I'm a regular user, not a server maintainer - I have no control over a server's DNS records.

Anyway, this has nothing to do with the servers themselves; on other, third-party Mumble clients (e.g. Plumble Free for Android) there's no delay involved - the same server list gets refreshed instantly. It's not a matter of latency as well; I can observe that, after the aforementioned delay, servers farther away get shown a few milliseconds later, as one would have expected from the distance.

What's causing the initial delay?

I didn't look at the source and I know nothing about the frameworks involved, plus your problem might be different from what I observed a long time ago, but my guess is that there's an issue in the way Qt resolves SRV records. Do you get the initial ping delay on both "mumble.hole.observer" (which has a proper SRV record) and "mumblenosrv.hole.observer" (which doesn't)?

mataha commented 11 months ago

Huh. I stand corrected - on 19/20 attempts there was no delay on mumble.hole.observer.

So this is a Qt issue, then? I wonder when was it introduced...

zetanor commented 11 months ago

Huh. I stand corrected - on 19/20 attempts there was no delay on mumble.hole.observer.

So this is a Qt issue, then? I wonder when was it introduced...

It's a bit more complicated than a simple code bug. Most people don't know what a service record is or how they semantically work, so it's more of a complicated surprise than a bug. To simplify it, let's say that it's a DNS entry that returns a TCP/UDP port rather than an IP address. You'll find that "mumble.hole.observer" pings properly no matter what port you type in, whereas "mumblenosrv.hole.observer" firmly needs to be on port 64738 to ping.

Insofar as Mumble is coded to ask for a service record before using the provided port, and insofar as Qt's DNS library does what it's being asked, there's no bug.
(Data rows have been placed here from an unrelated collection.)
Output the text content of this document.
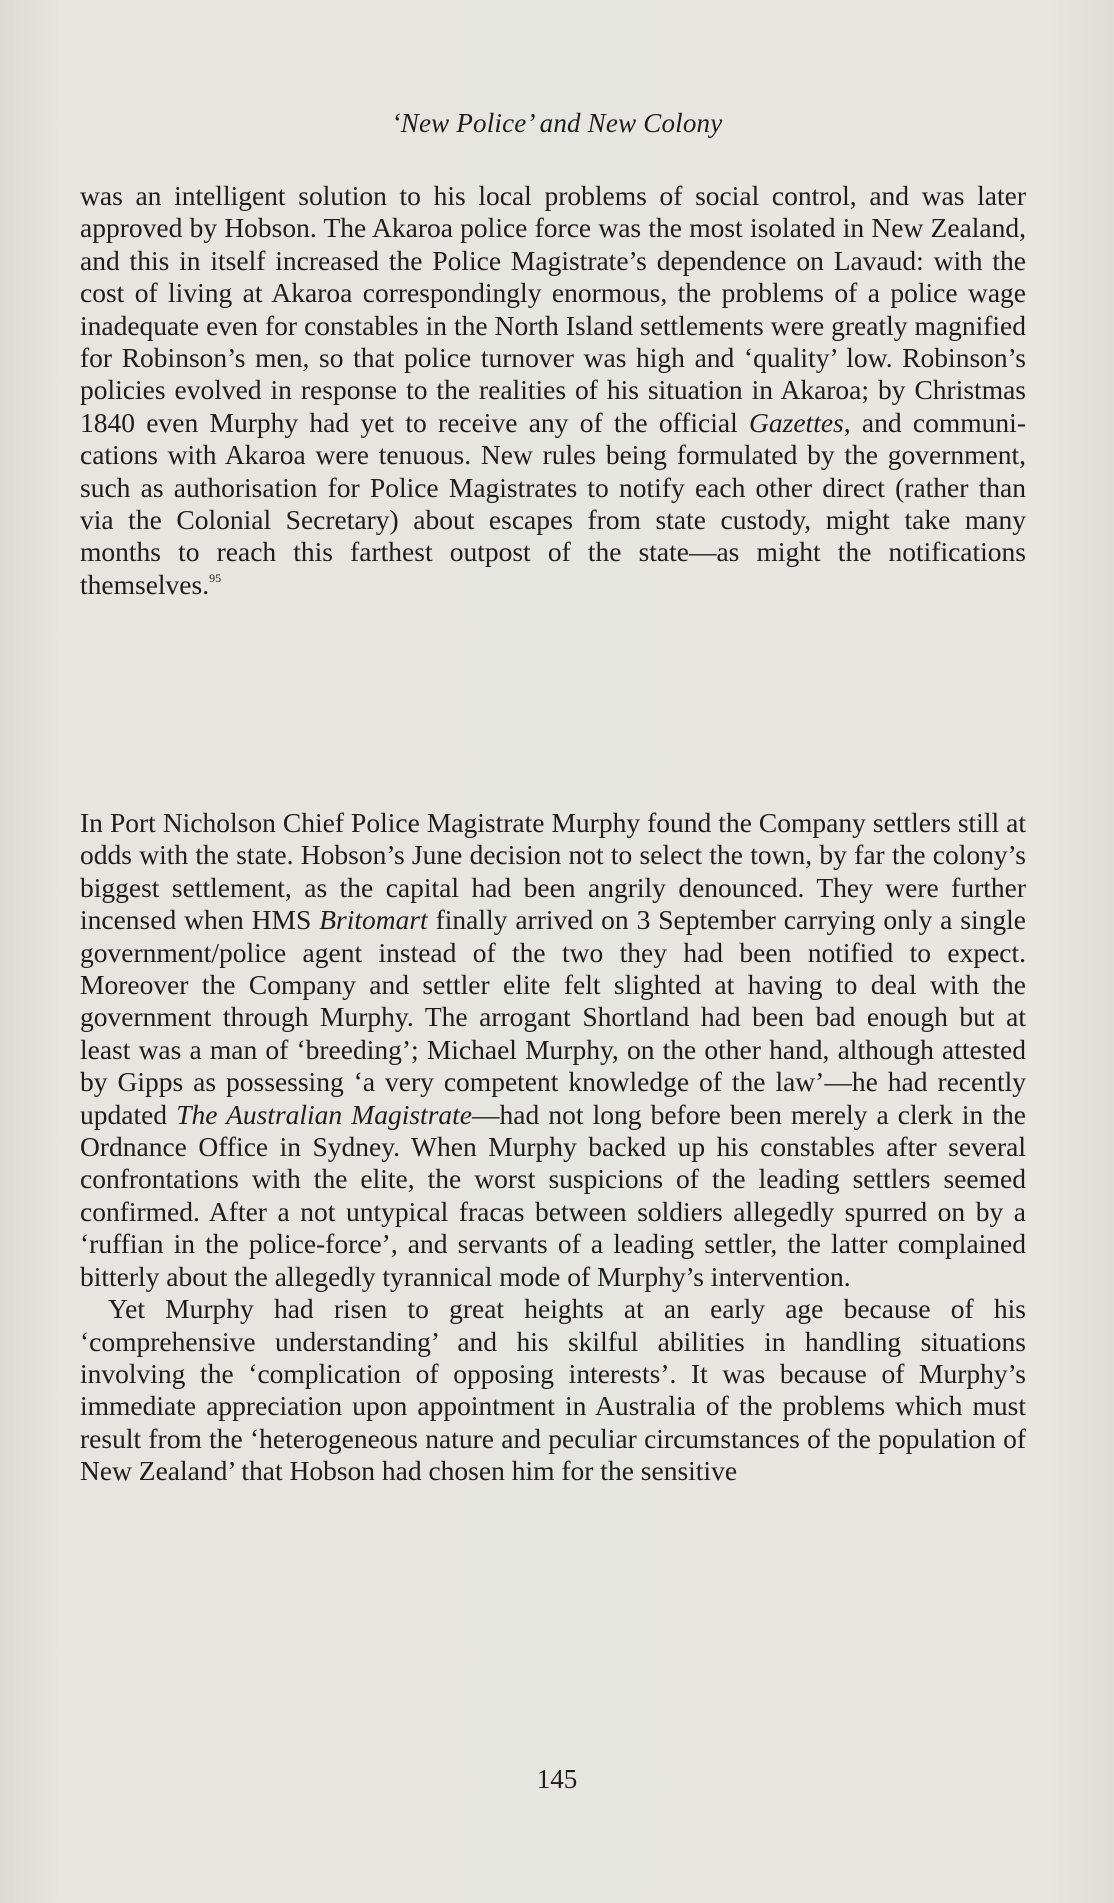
‘New Police’ and New Colony

was an intelligent solution to his local problems of social control, and was later approved by Hobson. The Akaroa police force was the most isolated in New Zealand, and this in itself increased the Police Magistrate’s dependence on Lavaud: with the cost of living at Akaroa correspondingly enormous, the problems of a police wage inadequate even for constables in the North Island settlements were greatly magnified for Robinson’s men, so that police turnover was high and ‘quality’ low. Robinson’s policies evolved in response to the realities of his situation in Akaroa; by Christmas 1840 even Murphy had yet to receive any of the official Gazettes, and communications with Akaroa were tenuous. New rules being formulated by the government, such as authorisation for Police Magistrates to notify each other direct (rather than via the Colonial Secretary) about escapes from state custody, might take many months to reach this farthest outpost of the state—as might the notifications themselves.$^{95}$

In Port Nicholson Chief Police Magistrate Murphy found the Company settlers still at odds with the state. Hobson’s June decision not to select the town, by far the colony’s biggest settlement, as the capital had been angrily denounced. They were further incensed when HMS Britomart finally arrived on 3 September carrying only a single government/police agent instead of the two they had been notified to expect. Moreover the Company and settler elite felt slighted at having to deal with the government through Murphy. The arrogant Shortland had been bad enough but at least was a man of ‘breeding’; Michael Murphy, on the other hand, although attested by Gipps as possessing ‘a very competent knowledge of the law’—he had recently updated The Australian Magistrate—had not long before been merely a clerk in the Ordnance Office in Sydney. When Murphy backed up his constables after several confrontations with the elite, the worst suspicions of the leading settlers seemed confirmed. After a not untypical fracas between soldiers allegedly spurred on by a ‘ruffian in the police-force’, and servants of a leading settler, the latter complained bitterly about the allegedly tyrannical mode of Murphy’s intervention.

Yet Murphy had risen to great heights at an early age because of his ‘comprehensive understanding’ and his skilful abilities in handling situations involving the ‘complication of opposing interests’. It was because of Murphy’s immediate appreciation upon appointment in Australia of the problems which must result from the ‘heterogeneous nature and peculiar circumstances of the population of New Zealand’ that Hobson had chosen him for the sensitive

145
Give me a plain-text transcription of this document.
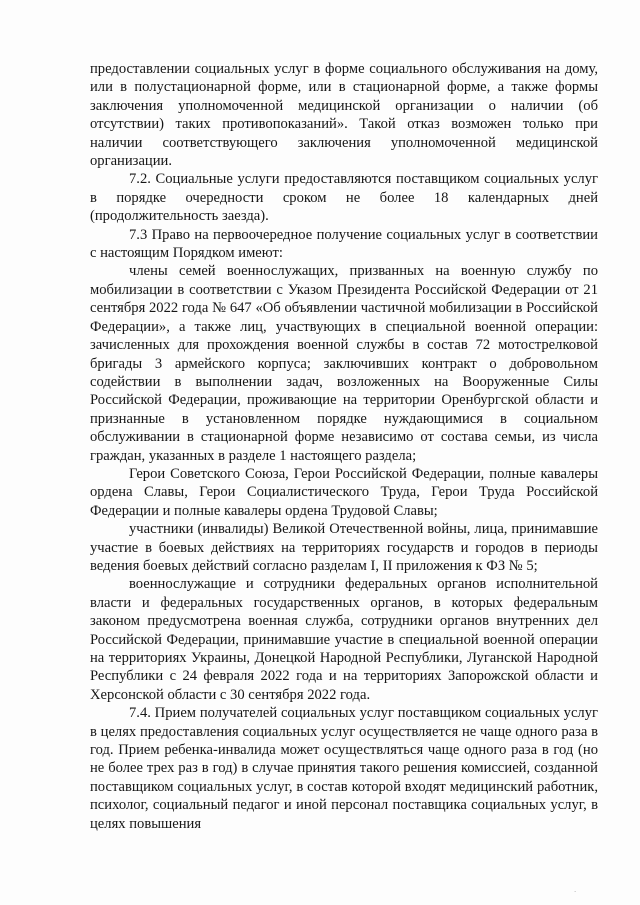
предоставлении социальных услуг в форме социального обслуживания на дому, или в полустационарной форме, или в стационарной форме, а также формы заключения уполномоченной медицинской организации о наличии (об отсутствии) таких противопоказаний». Такой отказ возможен только при наличии соответствующего заключения уполномоченной медицинской организации.

7.2. Социальные услуги предоставляются поставщиком социальных услуг в порядке очередности сроком не более 18 календарных дней (продолжительность заезда).

7.3 Право на первоочередное получение социальных услуг в соответствии с настоящим Порядком имеют:

члены семей военнослужащих, призванных на военную службу по мобилизации в соответствии с Указом Президента Российской Федерации от 21 сентября 2022 года № 647 «Об объявлении частичной мобилизации в Российской Федерации», а также лиц, участвующих в специальной военной операции: зачисленных для прохождения военной службы в состав 72 мотострелковой бригады 3 армейского корпуса; заключивших контракт о добровольном содействии в выполнении задач, возложенных на Вооруженные Силы Российской Федерации, проживающие на территории Оренбургской области и признанные в установленном порядке нуждающимися в социальном обслуживании в стационарной форме независимо от состава семьи, из числа граждан, указанных в разделе 1 настоящего раздела;

Герои Советского Союза, Герои Российской Федерации, полные кавалеры ордена Славы, Герои Социалистического Труда, Герои Труда Российской Федерации и полные кавалеры ордена Трудовой Славы;

участники (инвалиды) Великой Отечественной войны, лица, принимавшие участие в боевых действиях на территориях государств и городов в периоды ведения боевых действий согласно разделам I, II приложения к ФЗ № 5;

военнослужащие и сотрудники федеральных органов исполнительной власти и федеральных государственных органов, в которых федеральным законом предусмотрена военная служба, сотрудники органов внутренних дел Российской Федерации, принимавшие участие в специальной военной операции на территориях Украины, Донецкой Народной Республики, Луганской Народной Республики с 24 февраля 2022 года и на территориях Запорожской области и Херсонской области с 30 сентября 2022 года.

7.4. Прием получателей социальных услуг поставщиком социальных услуг в целях предоставления социальных услуг осуществляется не чаще одного раза в год. Прием ребенка-инвалида может осуществляться чаще одного раза в год (но не более трех раз в год) в случае принятия такого решения комиссией, созданной поставщиком социальных услуг, в состав которой входят медицинский работник, психолог, социальный педагог и иной персонал поставщика социальных услуг, в целях повышения

.
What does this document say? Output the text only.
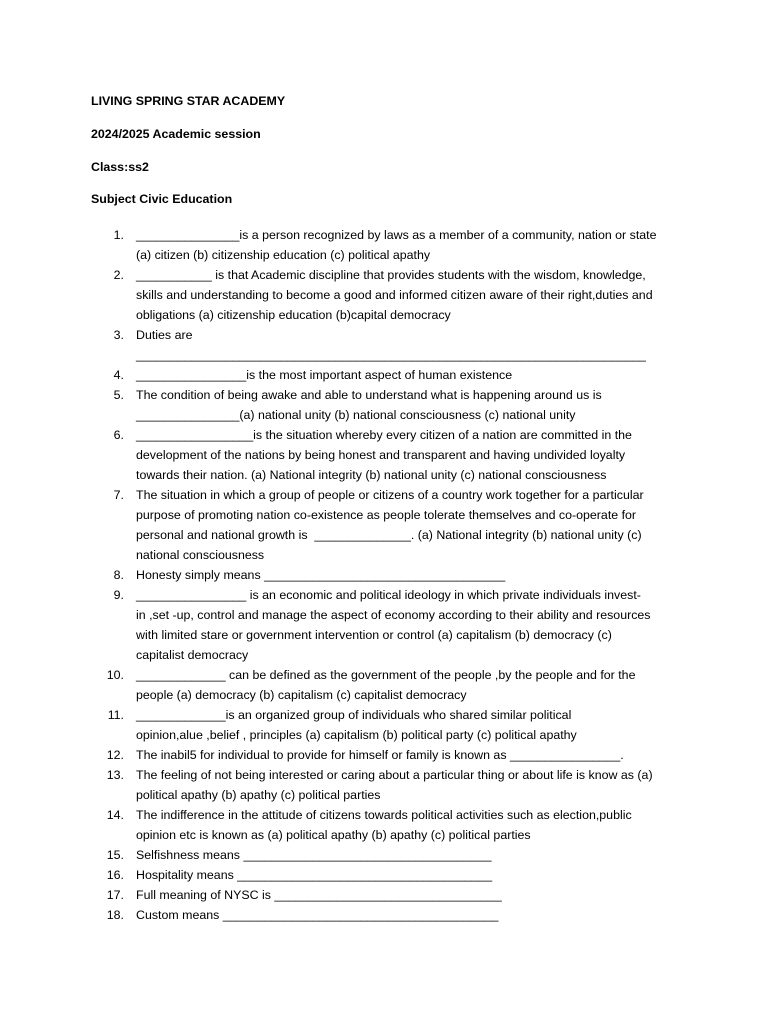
LIVING SPRING STAR ACADEMY

2024/2025 Academic session

Class:ss2

Subject Civic Education

1. _______________is a person recognized by laws as a member of a community, nation or state
(a) citizen (b) citizenship education (c) political apathy
2. ___________ is that Academic discipline that provides students with the wisdom, knowledge,
skills and understanding to become a good and informed citizen aware of their right,duties and
obligations (a) citizenship education (b)capital democracy
3. Duties are
__________________________________________________________________________
4. ________________is the most important aspect of human existence
5. The condition of being awake and able to understand what is happening around us is
_______________(a) national unity (b) national consciousness (c) national unity
6. _________________is the situation whereby every citizen of a nation are committed in the
development of the nations by being honest and transparent and having undivided loyalty
towards their nation. (a) National integrity (b) national unity (c) national consciousness
7. The situation in which a group of people or citizens of a country work together for a particular
purpose of promoting nation co-existence as people tolerate themselves and co-operate for
personal and national growth is  ______________. (a) National integrity (b) national unity (c)
national consciousness
8. Honesty simply means ___________________________________
9. ________________ is an economic and political ideology in which private individuals invest-
in ,set -up, control and manage the aspect of economy according to their ability and resources
with limited stare or government intervention or control (a) capitalism (b) democracy (c)
capitalist democracy
10. _____________ can be defined as the government of the people ,by the people and for the
people (a) democracy (b) capitalism (c) capitalist democracy
11. _____________is an organized group of individuals who shared similar political
opinion,alue ,belief , principles (a) capitalism (b) political party (c) political apathy
12. The inabil5 for individual to provide for himself or family is known as ________________.
13. The feeling of not being interested or caring about a particular thing or about life is know as (a)
political apathy (b) apathy (c) political parties
14. The indifference in the attitude of citizens towards political activities such as election,public
opinion etc is known as (a) political apathy (b) apathy (c) political parties
15. Selfishness means ____________________________________
16. Hospitality means _____________________________________
17. Full meaning of NYSC is _________________________________
18. Custom means ________________________________________
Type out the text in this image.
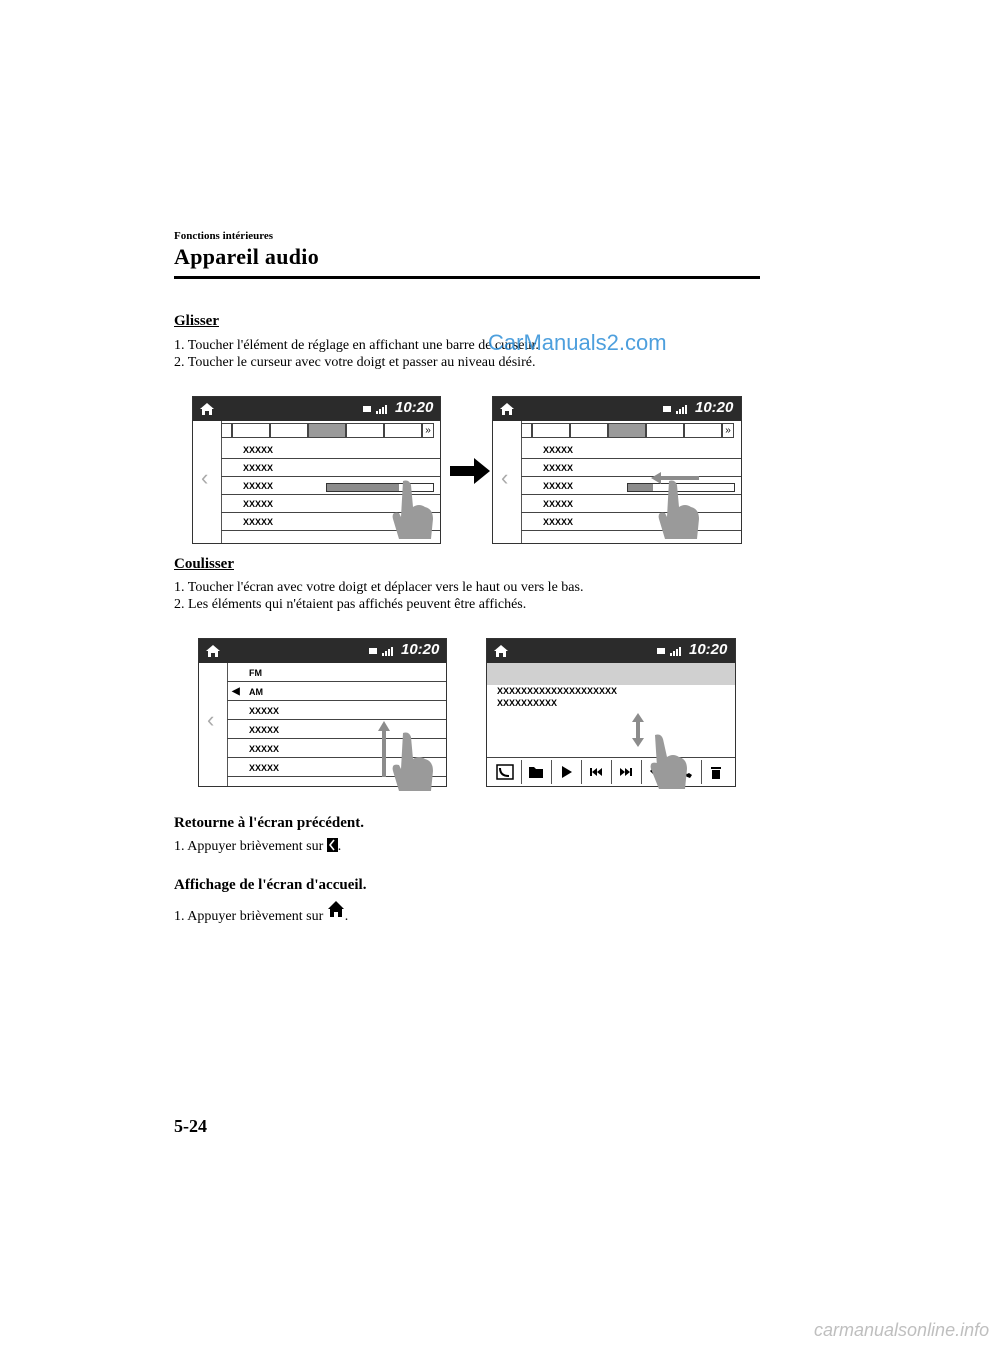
Fonctions intérieures
Appareil audio
Glisser
1. Toucher l'élément de réglage en affichant une barre de curseur.
2. Toucher le curseur avec votre doigt et passer au niveau désiré.
CarManuals2.com
10:20
‹
»
XXXXX
XXXXX
XXXXX
XXXXX
XXXXX
10:20
‹
»
XXXXX
XXXXX
XXXXX
XXXXX
XXXXX
Coulisser
1. Toucher l'écran avec votre doigt et déplacer vers le haut ou vers le bas.
2. Les éléments qui n'étaient pas affichés peuvent être affichés.
10:20
‹
FM
◀ AM
XXXXX
XXXXX
XXXXX
XXXXX
10:20
XXXXXXXXXXXXXXXXXXXX
XXXXXXXXXX
Retourne à l'écran précédent.
1. Appuyer brièvement sur .
Affichage de l'écran d'accueil.
1. Appuyer brièvement sur .
5-24
carmanualsonline.info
That said, it could be argued that Mumble should only ever do a SRV lookup if no explicit port is provided. Shouldn't be too difficult to change client to allow a blank port, and to use that a switching condition between a standard DNS resolution and a SRV-first (with fallback to 64738) resolution.

In the meantime, using a direct IP entry should never cause a SRV lookup. Alternatively, using a higher performance DNS server (I use IBM's unfiltered Quad9 "9.9.9.10") might give you faster pings on SRV-less (since you'll get a negative answer faster).

mataha commented 10 months ago

Thanks for the explanation - it's a bit clearer to me now, though I feel like this (SRV record lookup) should be - as you've already said - optional.

Direct IP it is (I'm on 9.9.9.10 already).